I take my cue from backpacking. Lightweight, healthy, easy to prepare meals and equipment. I used my REI member dividend to buy a MSR Pocket Rocket backpacking stove this year, and it's been one of the best purchases of my life. It folds down into a travel container the size of a sunglasses case and is ridiculously simple to use. You simply purchase a fuel canister ($5 at Walmart) and screw it on top. Open the valve slightly, light with a match, and boom - you've got heat!
My other purchase was a small, low-cost metal cooking mug. I think it was about $14. The handles fold down around the body of the mug. This is what I heat water with and constitutes the base of most of my meals. Pack along a spork and you're good to go! I'll also mention that when you're simply boiling water the cleanup is nonexistent. A lot of the meals I'll talk about below can be eaten straight from their package - no bowls to wash.
This section is about cooked meals. There is another section below about snacks. For now, the moment you've all been waiting for: the provisions photograph!
Freeze Dried Backpacker Meals - Mountain House was on sale at REI, so I loaded up. However, there are many other brands out there. Backpacker's Pantry and Good To-Go are some examples. I want to try Good To-Go as they are the new competitor on the market for the big brands (Backpacker's Pantry / Mountain House) and they promote healthier, low sodium meals. They even have a great selection of Vegetarian and Vegan meals. You simply add boiling water, close the package, and the meal cooks itself. They are damn tasty and very satisfying. The only downside is the high level of sodium.
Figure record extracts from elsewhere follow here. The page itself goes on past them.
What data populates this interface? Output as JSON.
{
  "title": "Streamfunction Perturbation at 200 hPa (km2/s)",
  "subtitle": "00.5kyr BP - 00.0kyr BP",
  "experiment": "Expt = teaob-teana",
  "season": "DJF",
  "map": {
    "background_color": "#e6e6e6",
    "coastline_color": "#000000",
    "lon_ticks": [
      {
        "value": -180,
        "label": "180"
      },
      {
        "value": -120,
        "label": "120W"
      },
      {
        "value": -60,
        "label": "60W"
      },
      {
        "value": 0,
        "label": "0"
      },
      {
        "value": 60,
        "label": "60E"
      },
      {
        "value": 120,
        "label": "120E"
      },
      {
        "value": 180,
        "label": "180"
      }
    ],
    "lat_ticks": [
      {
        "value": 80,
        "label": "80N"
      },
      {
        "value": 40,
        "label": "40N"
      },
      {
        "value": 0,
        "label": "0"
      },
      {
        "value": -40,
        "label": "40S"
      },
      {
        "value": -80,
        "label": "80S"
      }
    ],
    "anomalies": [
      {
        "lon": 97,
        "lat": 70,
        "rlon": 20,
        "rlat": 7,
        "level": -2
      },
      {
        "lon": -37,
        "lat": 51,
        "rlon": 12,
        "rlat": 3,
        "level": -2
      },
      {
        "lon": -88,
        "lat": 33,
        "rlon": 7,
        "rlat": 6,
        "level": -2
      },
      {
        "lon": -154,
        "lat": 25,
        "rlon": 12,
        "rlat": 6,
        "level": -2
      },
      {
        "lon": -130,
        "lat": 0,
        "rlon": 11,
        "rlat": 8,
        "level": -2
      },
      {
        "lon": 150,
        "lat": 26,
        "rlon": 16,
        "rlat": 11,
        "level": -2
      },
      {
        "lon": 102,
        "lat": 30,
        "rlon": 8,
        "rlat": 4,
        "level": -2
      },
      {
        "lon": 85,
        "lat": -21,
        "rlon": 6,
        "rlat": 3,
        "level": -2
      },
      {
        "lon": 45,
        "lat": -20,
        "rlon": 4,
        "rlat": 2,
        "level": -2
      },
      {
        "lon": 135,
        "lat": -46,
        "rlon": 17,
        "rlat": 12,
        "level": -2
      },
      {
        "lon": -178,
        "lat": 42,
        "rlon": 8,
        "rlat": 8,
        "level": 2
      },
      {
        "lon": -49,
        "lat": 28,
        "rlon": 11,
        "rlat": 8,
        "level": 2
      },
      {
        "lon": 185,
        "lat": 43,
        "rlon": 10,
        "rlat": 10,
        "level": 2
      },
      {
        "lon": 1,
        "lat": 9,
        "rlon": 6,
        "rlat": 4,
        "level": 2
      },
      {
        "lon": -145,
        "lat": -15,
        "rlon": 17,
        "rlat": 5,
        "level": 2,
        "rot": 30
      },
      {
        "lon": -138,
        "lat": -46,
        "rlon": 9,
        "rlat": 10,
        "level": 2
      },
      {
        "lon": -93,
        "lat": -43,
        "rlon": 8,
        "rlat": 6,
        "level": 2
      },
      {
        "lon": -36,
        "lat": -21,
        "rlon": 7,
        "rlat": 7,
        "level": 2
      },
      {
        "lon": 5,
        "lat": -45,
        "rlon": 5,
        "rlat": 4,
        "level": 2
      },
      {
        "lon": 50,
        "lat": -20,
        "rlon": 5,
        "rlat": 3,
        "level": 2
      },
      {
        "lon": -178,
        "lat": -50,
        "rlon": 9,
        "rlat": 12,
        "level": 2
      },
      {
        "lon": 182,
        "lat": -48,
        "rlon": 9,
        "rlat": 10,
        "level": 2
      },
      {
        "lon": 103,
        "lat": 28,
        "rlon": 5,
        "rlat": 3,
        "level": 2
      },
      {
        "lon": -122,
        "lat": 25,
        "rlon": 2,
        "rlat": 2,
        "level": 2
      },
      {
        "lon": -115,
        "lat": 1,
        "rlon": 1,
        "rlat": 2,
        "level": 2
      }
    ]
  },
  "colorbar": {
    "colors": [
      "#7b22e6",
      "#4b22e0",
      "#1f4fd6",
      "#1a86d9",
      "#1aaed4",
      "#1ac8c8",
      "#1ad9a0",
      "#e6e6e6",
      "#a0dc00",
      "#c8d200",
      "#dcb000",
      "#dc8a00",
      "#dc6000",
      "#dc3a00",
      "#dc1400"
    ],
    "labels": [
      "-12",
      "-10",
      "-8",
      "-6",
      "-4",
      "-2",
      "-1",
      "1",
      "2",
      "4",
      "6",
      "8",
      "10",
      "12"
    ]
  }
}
Microwave Pasta - Annie's Organic Pasta is by far my favorite. I can pop into a gas station while filling up and use their microwave. Or, I can add boiling water from my MSR PocketRocket and get a similar result. Good for lunch or a snack, and it's nice to have comfort food on the road.
Instant Oatmeal - I grabbed a protein packed option with low sugar.
Soup - Get a low sodium can of soup, one with a pop top lid, and simply heat it up in your travel mug on the PocketRocket. Super fast way to get something warm into your belly.
Couscous with Canned Tuna/Chicken - Couscous is very light and cooks in a matter of minutes. All you do is boil some water (google the ratio), add the couscous, cover, and it cooks itself in about 5 minutes. Add some canned chicken (pop top lid) or tuna, maybe some canned veggies and spices, and you've got a yummy meal. Be sure to get eco-conscious tuna - it makes a huge difference. Not only for the environment but for your health as well. Low sodium chicken.
There are a multitude of healthy, non-refrigerated snack options out there. I'll share a few of my favorites:
Apples (Pink Lady, organic)
Oranges (Navel, organic)
Almonds - natural and unsalted
Clif Bars (my dose of chocolate. I love the brownie kind)
Stacy's Pita Chips (natural or cheddar)
Kashi granola bars (almonds + sea salt)
Multigrain bagels and natural peanut butter (awesome breakfast option!)